Cela devrait être le principal enjeu des négociations qui pourraient s'achever avant même le vote en séance plénière du Parlement. Car les deux institutions aimeraient trouver un accord le plus rapidement possible. En effet, en janvier, l'Allemagne qui prendra la présidence du Conseil ne pourra plus défendre aussi vigoureusement son industrie chimique.

Dans l'amendement 5, Guido Sacconi a introduit le «devoir de prudence», notion voisine du principe de précaution. Selon le député, le devoir de prudence permet de «définir la responsabilité qui incombe à l'industrie pour une manipulation et une utilisation sûres de toutes les substances chimiques», quel que soit leur volume de fabrication. «L'industrie sera tenue non seulement de remplir les obligations spécifiques prévues par Reach, mais également d'honorer les responsabilités fondamentales de l'entreprise dans le domaine social, économique et environnemental», justifie le rapporteur.

La commission de l'environnement a également réitéré sa position sur l'expérimentation animale. «La réglementation Reach devrait assurer la promotion de l'expérimentation  non animale », est-il indiqué dans un communiqué.
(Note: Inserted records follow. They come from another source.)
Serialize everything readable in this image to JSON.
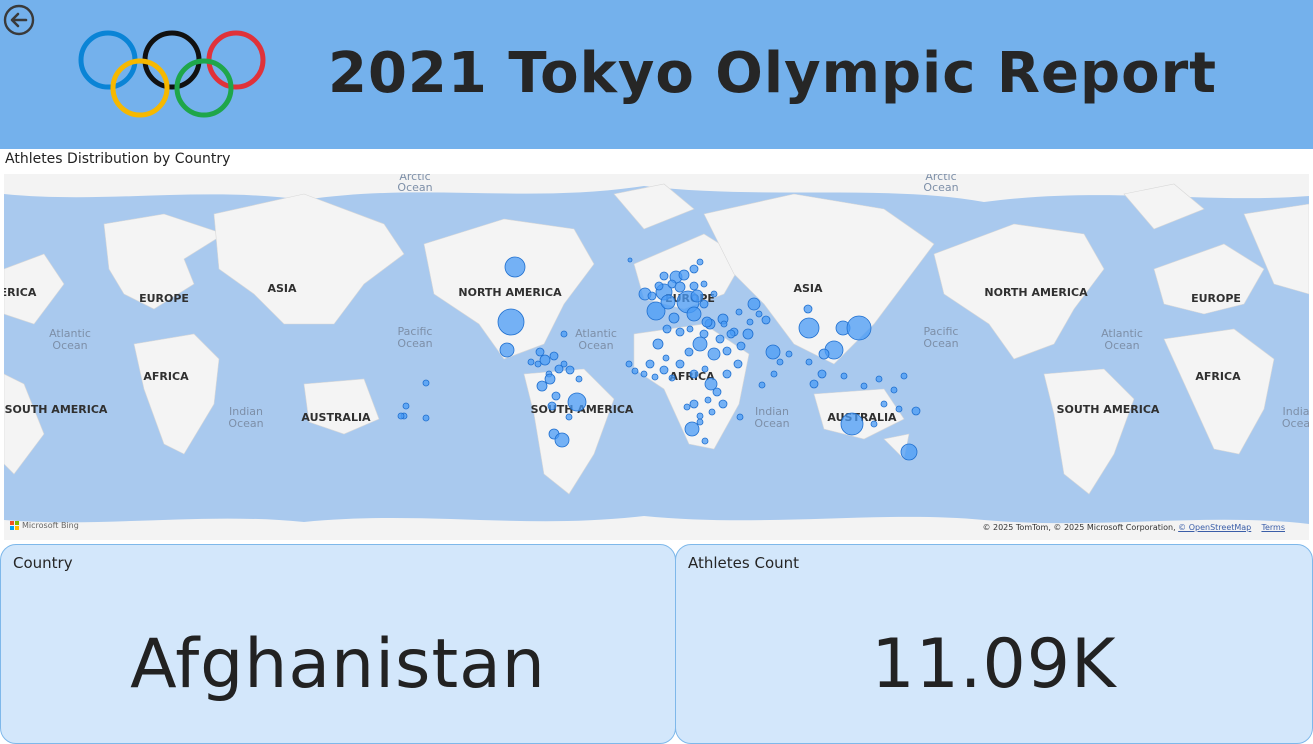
{
  "header": {
    "title": "2021 Tokyo Olympic Report",
    "back_icon": "back-arrow-icon",
    "logo": "olympic-rings-logo",
    "background_color": "#74b1ec"
  },
  "map_visual": {
    "title": "Athletes Distribution by Country",
    "continent_labels": [
      "ERICA",
      "EUROPE",
      "ASIA",
      "NORTH AMERICA",
      "EUROPE",
      "ASIA",
      "NORTH AMERICA",
      "EUROPE",
      "AFRICA",
      "SOUTH AMERICA",
      "AUSTRALIA",
      "SOUTH AMERICA",
      "AFRICA",
      "AUSTRALIA",
      "AFRICA",
      "SOUTH AMERICA"
    ],
    "ocean_labels": [
      "Arctic",
      "Ocean",
      "Arctic",
      "Ocean",
      "Atlantic",
      "Ocean",
      "Pacific",
      "Ocean",
      "Atlantic",
      "Ocean",
      "Pacific",
      "Ocean",
      "Atlantic",
      "Ocean",
      "Indian",
      "Ocean",
      "Indian",
      "Ocean",
      "India",
      "Ocea"
    ],
    "attribution": "© 2025 TomTom, © 2025 Microsoft Corporation,",
    "attribution_link": "© OpenStreetMap",
    "terms_link": "Terms",
    "provider": "Microsoft Bing",
    "bubble_color": "#4a9bf5"
  },
  "cards": {
    "country": {
      "label": "Country",
      "value": "Afghanistan"
    },
    "athletes": {
      "label": "Athletes Count",
      "value": "11.09K"
    }
  },
  "colors": {
    "card_background": "#d3e7fb",
    "card_border": "#7eb8ea"
  }
}
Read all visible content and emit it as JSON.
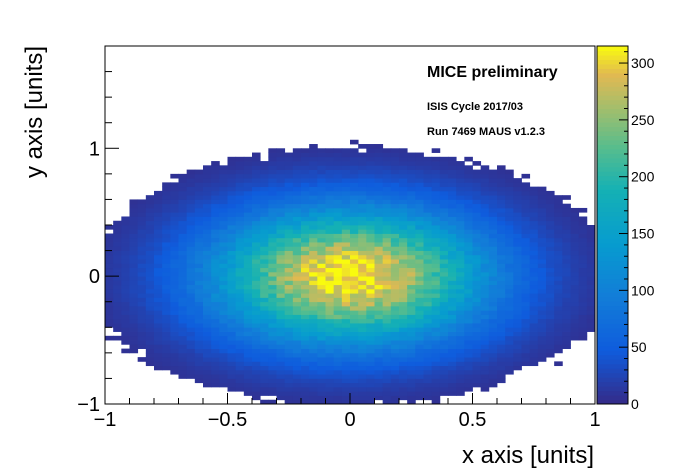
{
  "chart_data": {
    "type": "heatmap",
    "title": "",
    "xlabel": "x axis [units]",
    "ylabel": "y axis [units]",
    "xlim": [
      -1,
      1
    ],
    "ylim": [
      -1,
      1.8
    ],
    "x_ticks": [
      {
        "value": -1,
        "label": "−1"
      },
      {
        "value": -0.5,
        "label": "−0.5"
      },
      {
        "value": 0,
        "label": "0"
      },
      {
        "value": 0.5,
        "label": "0.5"
      },
      {
        "value": 1,
        "label": "1"
      }
    ],
    "y_ticks": [
      {
        "value": -1,
        "label": "−1"
      },
      {
        "value": 0,
        "label": "0"
      },
      {
        "value": 1,
        "label": "1"
      }
    ],
    "bins": {
      "nx": 60,
      "ny": 84
    },
    "distribution": {
      "shape": "2D Gaussian",
      "x_mean": 0,
      "y_mean": 0,
      "x_sigma": 0.3,
      "y_sigma": 0.3,
      "peak_count": 315
    },
    "colorbar": {
      "range": [
        0,
        315
      ],
      "colormap": "parula-like (dark blue → cyan → green → yellow)",
      "ticks": [
        {
          "value": 0,
          "label": "0"
        },
        {
          "value": 50,
          "label": "50"
        },
        {
          "value": 100,
          "label": "100"
        },
        {
          "value": 150,
          "label": "150"
        },
        {
          "value": 200,
          "label": "200"
        },
        {
          "value": 250,
          "label": "250"
        },
        {
          "value": 300,
          "label": "300"
        }
      ]
    },
    "annotations": {
      "title_text": "MICE preliminary",
      "line1": "ISIS Cycle 2017/03",
      "line2": "Run 7469 MAUS v1.2.3"
    },
    "grid": false,
    "legend": "none"
  }
}
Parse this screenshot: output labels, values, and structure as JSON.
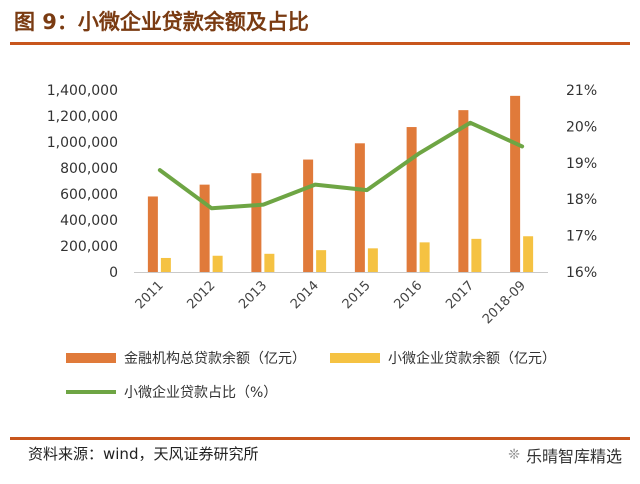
{
  "title": "图 9：小微企业贷款余额及占比",
  "source": "资料来源：wind，天风证券研究所",
  "brand": {
    "icon": "wechat-icon",
    "name": "乐晴智库精选"
  },
  "colors": {
    "bar_total": "#e07a3a",
    "bar_small": "#f5c242",
    "line": "#6ea544",
    "accent": "#c8561d",
    "title": "#7a3b12"
  },
  "chart_data": {
    "type": "bar",
    "categories": [
      "2011",
      "2012",
      "2013",
      "2014",
      "2015",
      "2016",
      "2017",
      "2018-09"
    ],
    "series": [
      {
        "name": "金融机构总贷款余额（亿元）",
        "axis": "left",
        "values": [
          581000,
          672000,
          760000,
          865000,
          990000,
          1115000,
          1245000,
          1355000
        ]
      },
      {
        "name": "小微企业贷款余额（亿元）",
        "axis": "left",
        "values": [
          108000,
          125000,
          140000,
          168000,
          182000,
          228000,
          255000,
          275000
        ]
      },
      {
        "name": "小微企业贷款占比（%）",
        "axis": "right",
        "type": "line",
        "values": [
          18.8,
          17.75,
          17.85,
          18.4,
          18.25,
          19.25,
          20.1,
          19.45
        ]
      }
    ],
    "y_left": {
      "min": 0,
      "max": 1400000,
      "ticks": [
        "0",
        "200,000",
        "400,000",
        "600,000",
        "800,000",
        "1,000,000",
        "1,200,000",
        "1,400,000"
      ]
    },
    "y_right": {
      "min": 16,
      "max": 21,
      "ticks": [
        "16%",
        "17%",
        "18%",
        "19%",
        "20%",
        "21%"
      ]
    },
    "grid": false,
    "legend_position": "bottom"
  }
}
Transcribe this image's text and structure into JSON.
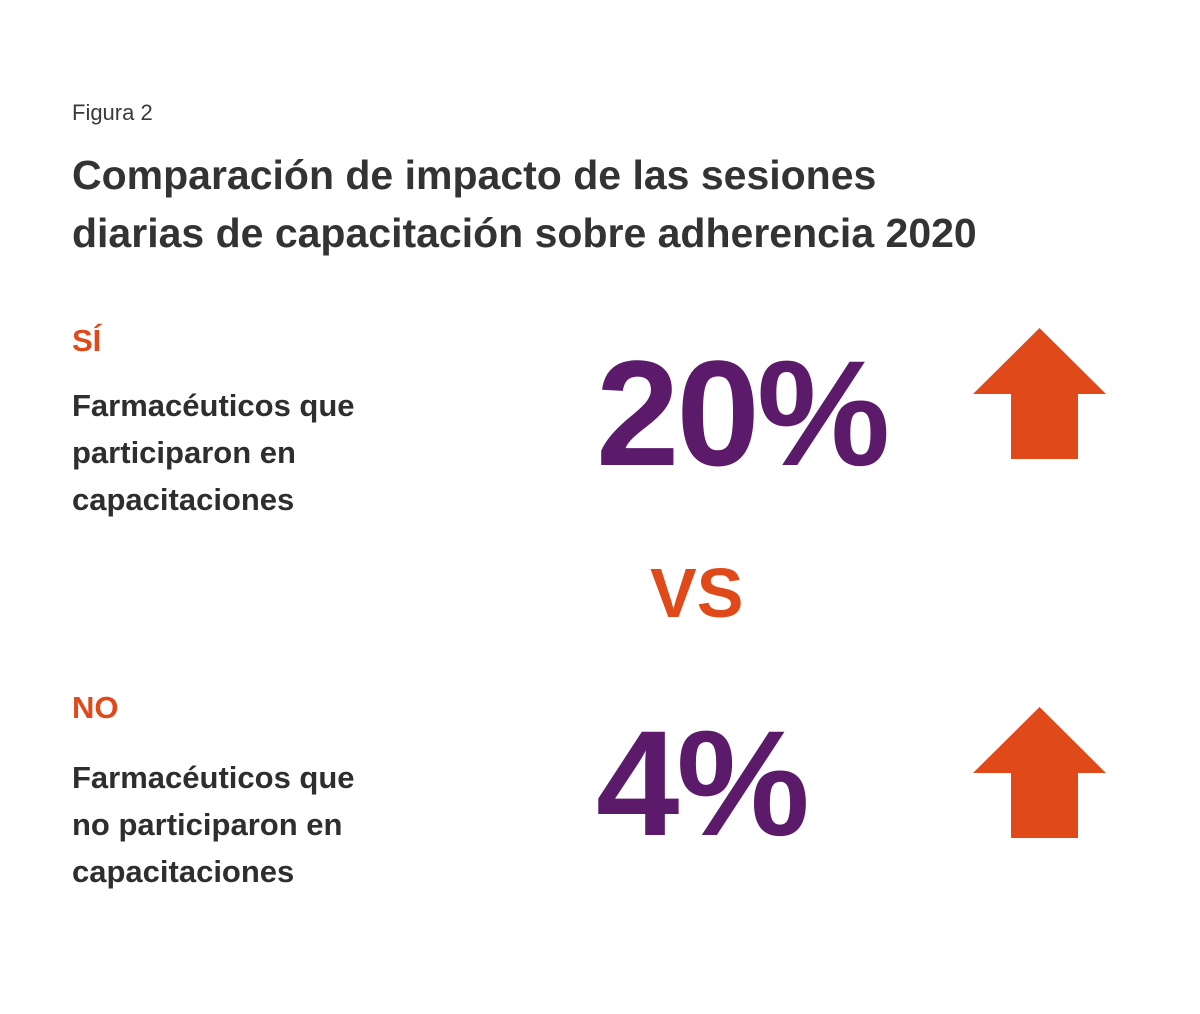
{
  "figure_label": "Figura 2",
  "title_lines": [
    "Comparación de impacto de las sesiones",
    "diarias de capacitación sobre adherencia 2020"
  ],
  "colors": {
    "accent": "#e04a1b",
    "purple": "#5c1a6b",
    "text": "#333333"
  },
  "chart_data": {
    "type": "table",
    "title": "Comparación de impacto de las sesiones diarias de capacitación sobre adherencia 2020",
    "separator": "VS",
    "rows": [
      {
        "label": "SÍ",
        "description_lines": [
          "Farmacéuticos que",
          "participaron en",
          "capacitaciones"
        ],
        "value": 20,
        "value_text": "20%",
        "trend": "up",
        "trend_icon": "arrow-up-icon"
      },
      {
        "label": "NO",
        "description_lines": [
          "Farmacéuticos que",
          "no participaron en",
          "capacitaciones"
        ],
        "value": 4,
        "value_text": "4%",
        "trend": "up",
        "trend_icon": "arrow-up-icon"
      }
    ]
  }
}
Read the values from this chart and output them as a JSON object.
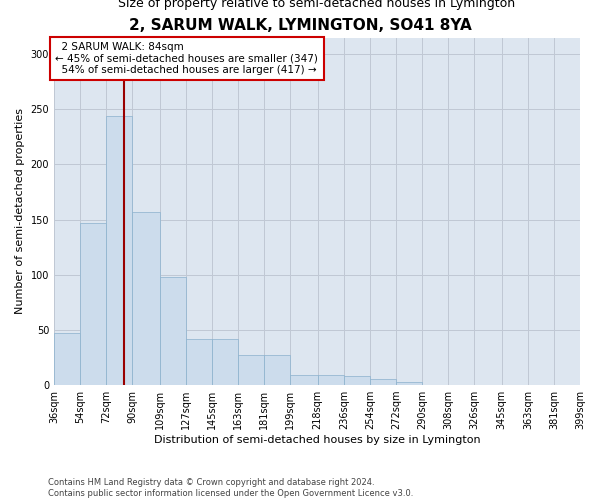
{
  "title": "2, SARUM WALK, LYMINGTON, SO41 8YA",
  "subtitle": "Size of property relative to semi-detached houses in Lymington",
  "xlabel": "Distribution of semi-detached houses by size in Lymington",
  "ylabel": "Number of semi-detached properties",
  "bar_color": "#ccdcec",
  "bar_edge_color": "#8ab0cc",
  "grid_color": "#c0c8d4",
  "bg_color": "#dde6f0",
  "marker_line_color": "#990000",
  "annotation_box_color": "#cc0000",
  "marker_value": 84,
  "marker_label": "2 SARUM WALK: 84sqm",
  "pct_smaller": 45,
  "pct_larger": 54,
  "n_smaller": 347,
  "n_larger": 417,
  "bins": [
    36,
    54,
    72,
    90,
    109,
    127,
    145,
    163,
    181,
    199,
    218,
    236,
    254,
    272,
    290,
    308,
    326,
    345,
    363,
    381,
    399
  ],
  "bin_labels": [
    "36sqm",
    "54sqm",
    "72sqm",
    "90sqm",
    "109sqm",
    "127sqm",
    "145sqm",
    "163sqm",
    "181sqm",
    "199sqm",
    "218sqm",
    "236sqm",
    "254sqm",
    "272sqm",
    "290sqm",
    "308sqm",
    "326sqm",
    "345sqm",
    "363sqm",
    "381sqm",
    "399sqm"
  ],
  "values": [
    47,
    147,
    244,
    157,
    98,
    42,
    42,
    27,
    27,
    9,
    9,
    8,
    5,
    3,
    0,
    0,
    0,
    0,
    0,
    0
  ],
  "ylim": [
    0,
    315
  ],
  "yticks": [
    0,
    50,
    100,
    150,
    200,
    250,
    300
  ],
  "footer1": "Contains HM Land Registry data © Crown copyright and database right 2024.",
  "footer2": "Contains public sector information licensed under the Open Government Licence v3.0.",
  "title_fontsize": 11,
  "subtitle_fontsize": 9,
  "axis_label_fontsize": 8,
  "tick_fontsize": 7,
  "footer_fontsize": 6
}
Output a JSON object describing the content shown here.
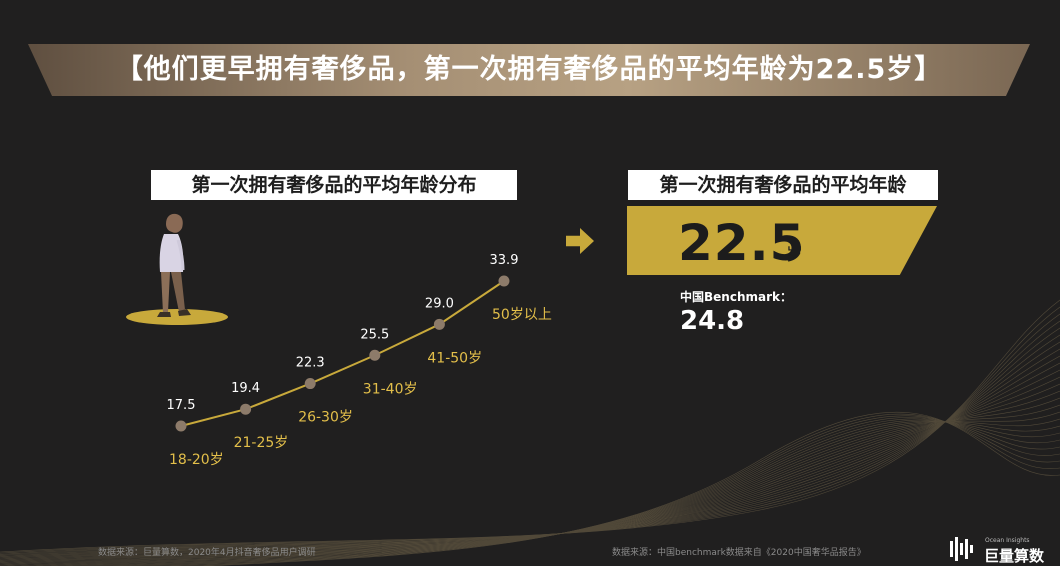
{
  "header": {
    "title": "【他们更早拥有奢侈品，第一次拥有奢侈品的平均年龄为22.5岁】"
  },
  "left_panel": {
    "label": "第一次拥有奢侈品的平均年龄分布"
  },
  "right_panel": {
    "label": "第一次拥有奢侈品的平均年龄",
    "value": "22.5",
    "unit": "岁",
    "benchmark_label": "中国Benchmark：",
    "benchmark_value": "24.8"
  },
  "chart_data": {
    "type": "line",
    "title": "第一次拥有奢侈品的平均年龄分布",
    "categories": [
      "18-20岁",
      "21-25岁",
      "26-30岁",
      "31-40岁",
      "41-50岁",
      "50岁以上"
    ],
    "values": [
      17.5,
      19.4,
      22.3,
      25.5,
      29.0,
      33.9
    ],
    "value_labels": [
      "17.5",
      "19.4",
      "22.3",
      "25.5",
      "29.0",
      "33.9"
    ],
    "xlabel": "",
    "ylabel": "",
    "ylim": [
      17.5,
      33.9
    ],
    "grid": false,
    "legend": "none",
    "colors": {
      "line": "#c8a93b",
      "marker": "#8d7b6a",
      "category_label": "#e3bf4a",
      "value_label": "#ffffff"
    }
  },
  "colors": {
    "accent": "#c8a93b",
    "background": "#201f1f"
  },
  "footer": {
    "left": "数据来源：巨量算数，2020年4月抖音奢侈品用户调研",
    "right": "数据来源：中国benchmark数据来自《2020中国奢华品报告》"
  },
  "logo": {
    "name_en": "Ocean Insights",
    "name_cn": "巨量算数",
    "icon": "ocean-insights-logo-icon"
  }
}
La commission souhaite donc que la Commission européenne, les Etats membres et les entreprises allouent un plus grand volume de ressources pour l'expérimentation non animale.

Concernant les PME, le rapporteur souhaite que des mécanismes d'aide soient mis en place. La commission «demande que les Etats membres adoptent des mesures d'aide spécifiques pour permettre à ces entreprises la réalisation des essais nécessaires  pour recueillir les informations exigées par le règlement et qu'ils mettent en place, en coopération avec la Commission, un réseau d'assistance générale aux PME», précise le communiqué.